"Oui, on a été abandonnés !" : la famille du docteur Djemoui, généraliste mort du coronavirus, invitée à la cérémonie du 14-Juillet
Ali Djemoui, médecin généraliste de 59 ans, est mort le 2 avril dernier. Sa veuve et ses quatre enfants sont invités aujourd'hui aux cérémonies du 14-Juillet. Ils attendent des excuses du chef de l'État.

"Suite au décès du docteur Djemoui, le cabinet est momentanément fermé. Un remplaçant est en cours de recherche." Une simple affichette scotchée sur la porte d'entrée annonce que le cabinet du docteur Ali Djemoui est fermé depuis son décès. Le médecin généraliste est mort du Covid-19, le 2 avril. Sa femme Hakima continue pourtant de venir régulièrement dans son cabinet, situé dans le quartier populaire du Bois-l'Abbé à Champigny-sur-Marne. "C'est tellement chargé d'émotion, ça me fait un peu de mal de venir ici. Mais après tout, c'était son lieu de travail et je me sens bien."
Quatre mois après son décès, Hakima, toute de noir vêtue, n'arrive toujours pas à réaliser. Ali, son mari, médecin généraliste de 59 ans, a été emporté par le coronavirus le 2 avril dernier après seulement quelques jours d'hospitalisation. Son cabinet n'a jamais fermé ses portes pendant la pandémie, accueillant tous les malades, malgré les risques et l'absence de protection. "Vous vous rendez compte le choc, le traumatisme ! Vous vous rendez compte : un médecin généraliste !" Hakima et ses quatre enfants sont invités aux cérémonies du 14-Juillet, en hommage aux soignants.
Mon mari avait un masque qu'il portait pendant une semaine. Vous vous rendez compte un médecin généraliste qui porte le même masque... une semaine !
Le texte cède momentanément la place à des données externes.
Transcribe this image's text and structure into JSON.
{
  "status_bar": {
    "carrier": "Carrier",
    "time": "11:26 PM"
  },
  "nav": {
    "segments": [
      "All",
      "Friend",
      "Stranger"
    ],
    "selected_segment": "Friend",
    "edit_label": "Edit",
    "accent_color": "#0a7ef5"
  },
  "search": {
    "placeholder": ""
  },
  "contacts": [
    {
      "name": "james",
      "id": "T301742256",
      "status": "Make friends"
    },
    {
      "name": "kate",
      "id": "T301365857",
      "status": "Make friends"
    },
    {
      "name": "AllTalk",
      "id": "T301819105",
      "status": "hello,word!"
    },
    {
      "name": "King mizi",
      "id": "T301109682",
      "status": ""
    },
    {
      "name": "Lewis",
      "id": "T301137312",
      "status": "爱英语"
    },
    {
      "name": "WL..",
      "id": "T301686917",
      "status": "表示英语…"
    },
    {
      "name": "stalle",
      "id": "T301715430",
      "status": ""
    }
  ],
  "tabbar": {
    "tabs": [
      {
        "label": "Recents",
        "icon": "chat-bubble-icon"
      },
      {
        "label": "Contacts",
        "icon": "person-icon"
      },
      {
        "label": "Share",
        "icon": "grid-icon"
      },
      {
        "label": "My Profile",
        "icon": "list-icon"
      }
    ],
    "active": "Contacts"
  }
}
Hakima, veuve du docteur Djemouià franceinfo
Comme de très nombreux médecins généralistes, Ali Djemoui n'avait quasiment rien pour se protéger du virus. "Il m'a toujours dit : 'Nous sommes réquisitionnés, M. Macron a dit qu'on était en guerre, il faut ouvrir', se souvient Hakima. Mais il fallait voir : de 12 patients le matin on est passé à 33 patients, c'était de l'endurance, un marathon", déplore-t-elle.
"On a été abandonnés"
De quelles protections disposait son mari pour recevoir ses patients ? "Rien. Mon mari avait un masque qu'il portait pendant une semaine. Et quand on a pu avoir des masques par notre pharmacien de quartier, on avait 18 masques par semaine. Mon mari en gardait bien sûr quatre, mais quand il allait faire des visites à domicile, il les donnait." Également assistante médicale de son cabinet pendant 17 ans, Hakima se rappelle du défilé permanent des malades : "On les appelait, je faisais une liste, tel nom, tel nom... et j'allais les chercher un par un."
C'était la guerre sanitaire ! Il faut bien comprendre qu'il y avait trop de monde. Pas qu'en salle d'attente, dans le couloir, en bas...
Hakima, veuve du docteur Djemouià franceinfo
Hakima a le sentiment que l'État a laissé les médecins généralistes se débrouiller seuls. "Oui, on a été abandonnés, s'emporte-elle. Quand j'entends M. Véran dire : 'Non les médecins libéraux n'avaient pas besoin de masques'... il rigole ? Il faut voir les gens qui étaient sur le terrain. Moi, j'étais sur le terrain. Moi, je peux lui dire : on manquait de masques."
L'aînée du Dr Djemoui, Farah, étudiante infirmière de 20 ans, attend beaucoup de cette entrevue avec Emmanuel Macron. "C'est douloureux, c'est par périodes, confie-t-elle. Il y a des moments où je ne vais pas trop y penser et ça va aller, d'autres où je vais voir des photos, ça va être plus difficile." Sa fille attend-elle une réparation de l'Etat, des excuses ? "Des excuses, oui. Une réparation, je ne sais pas, parce que ça ne pourra pas ramener mon père."
Comment Farah voit-t-elle son père aujourd'hui ? "Comme un héros. Voilà." Impossible d'aller plus loin, ses yeux sont plein de larmes. Sa mère espère que le chef de l'État les entendra. "Mon témoignage en tant que veuve, ça peut lui servir d'expérience pour ne jamais refaire ça. Parce que vous savez, les erreurs, ils faut les accepter." Pour que ce décès serve, comme une leçon à retenir.